The sanctions imposed on her by judge Anthony Trenga of the US District Court for the Eastern District of Virginia have not only led to her detention, but also include an exorbitant daily fine that can potentially bankrupt her. The intent of the sanctions has been to coerce Manning into testifying in the indictment of Wikileaks founder Julian Assange.

While sanctions of such kind by a federal judge are permitted by law towards a “recalcitrant witness” who can be held to be in contempt of court, Meltzer-Cohen pointed out that they are only permissible in cases where they make cooperation possible. “If compliance is impossible, either because the grand jury is no longer in existence, or because the witness is incoercible, then confinement has been transformed from a coercive into a punitive sanction, and thus is in violation of the law,” Meltzer-Cohen claimed.

Manning and her legal team have argued that she can not be coerced into compliance through the sanctions. In their new motion, they have also submitted a expert report by Dr. Sara Boyd, who has attested to the fact that Manning “is … incapable of acting against her principle” to testify. Thus it is not possible to attempt to coerce her, the lawyers argued.

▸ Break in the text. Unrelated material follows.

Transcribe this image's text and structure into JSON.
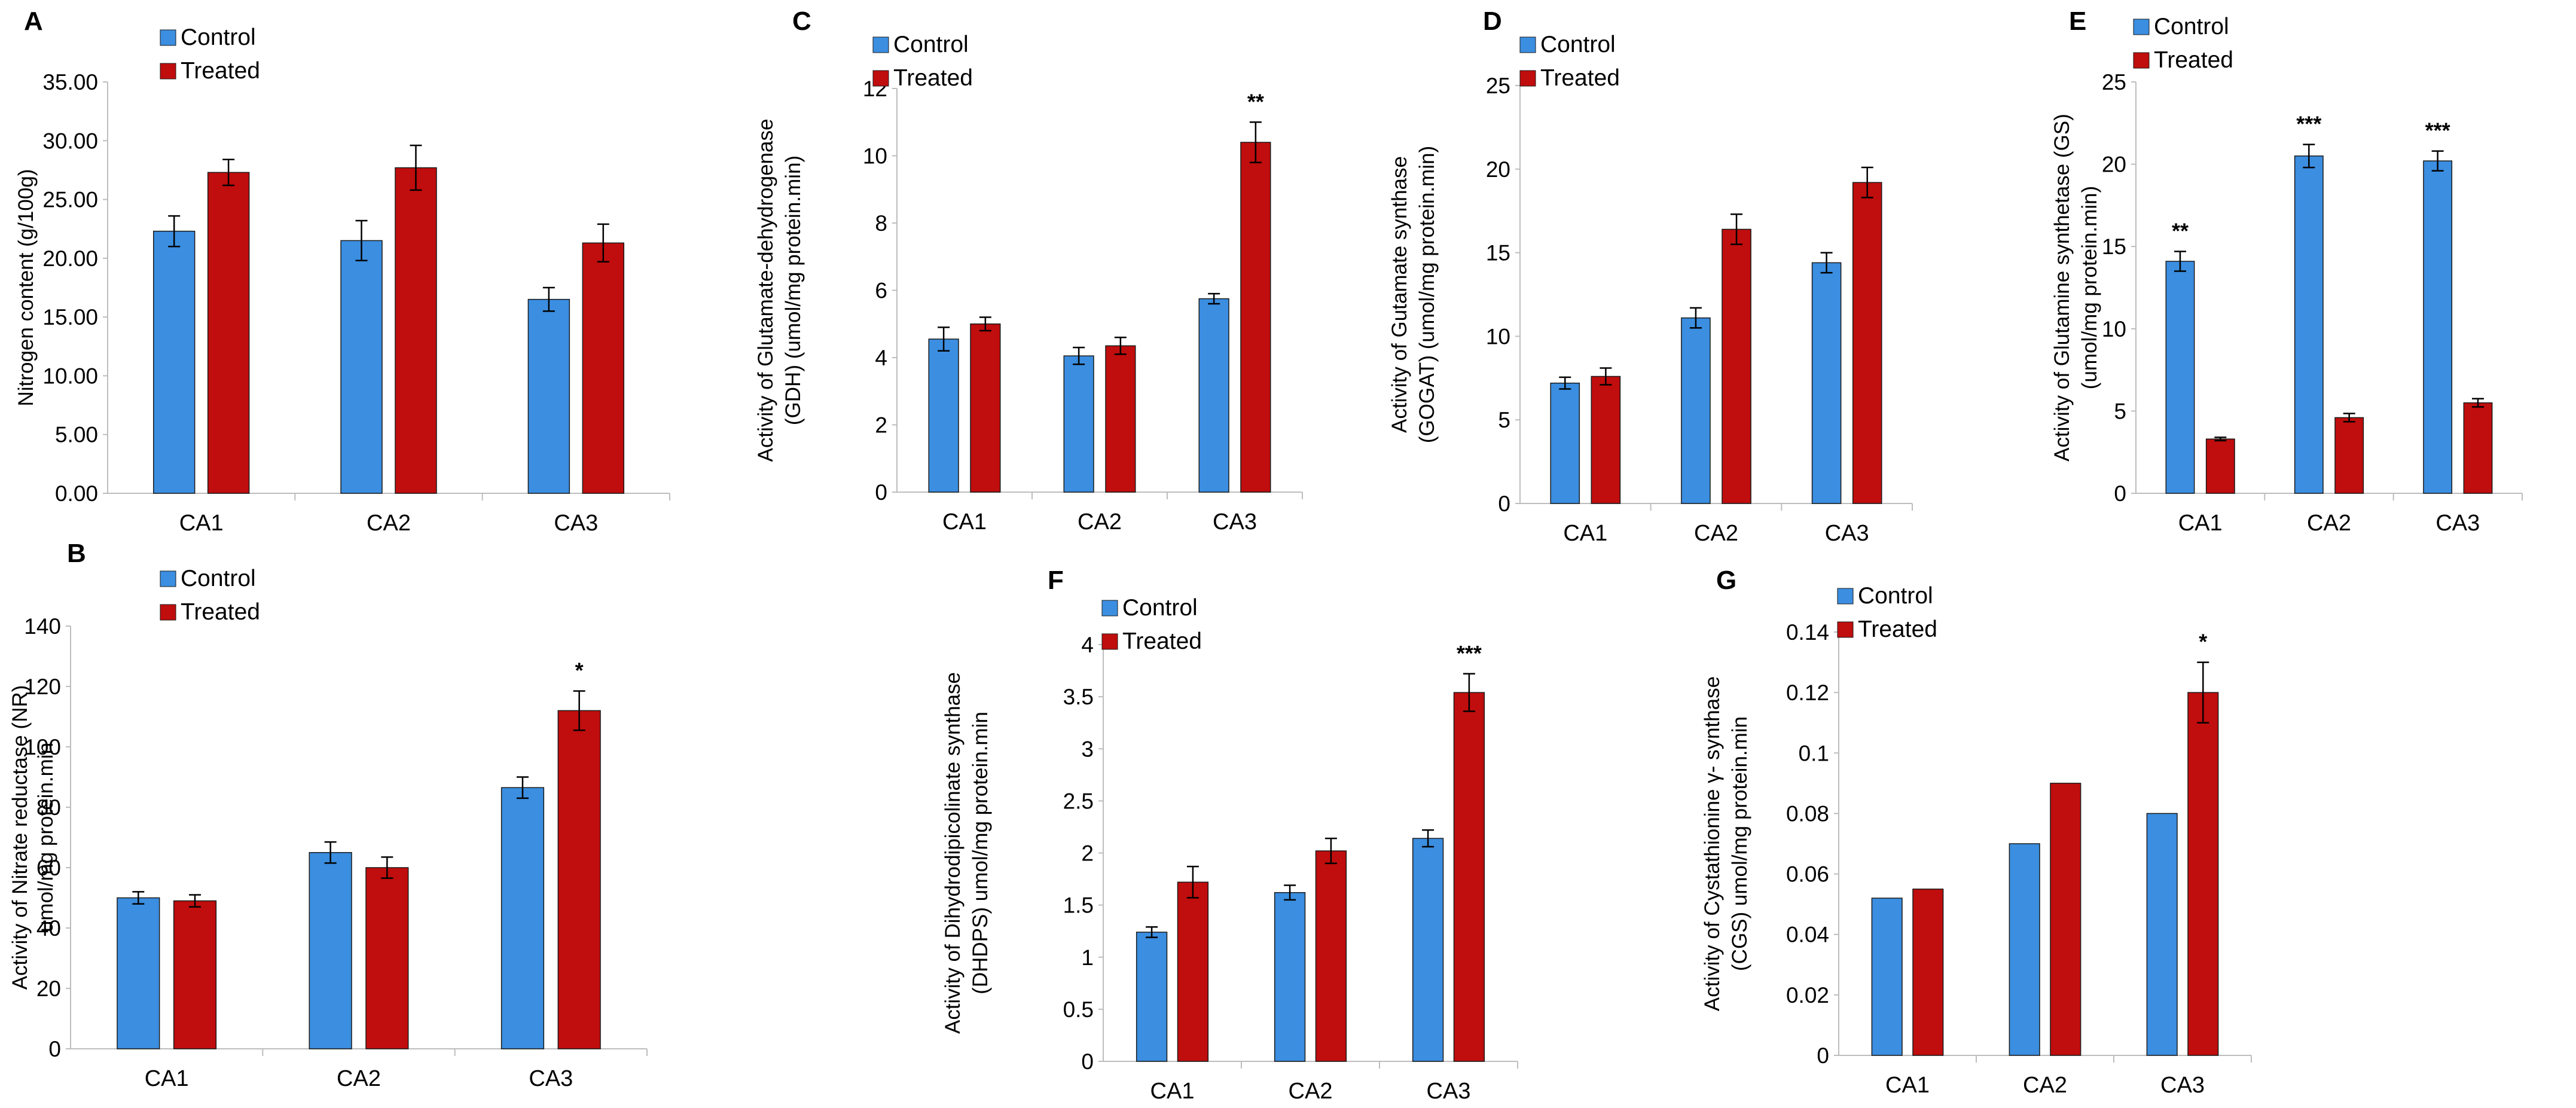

Manning had refused to testify before the grand jury after she was subpoenaed for a federal investigation into Wikileaks. She has been in near continuous detention since March 8, 2019, when she first refused to testify. She has also been sanctioned with an exorbitant fine of USD 1,000 a day since May 17, 2019, when she refused to testify for the second time. According to her lawyers, the fines have accumulated to a total of over USD 230,000 so far.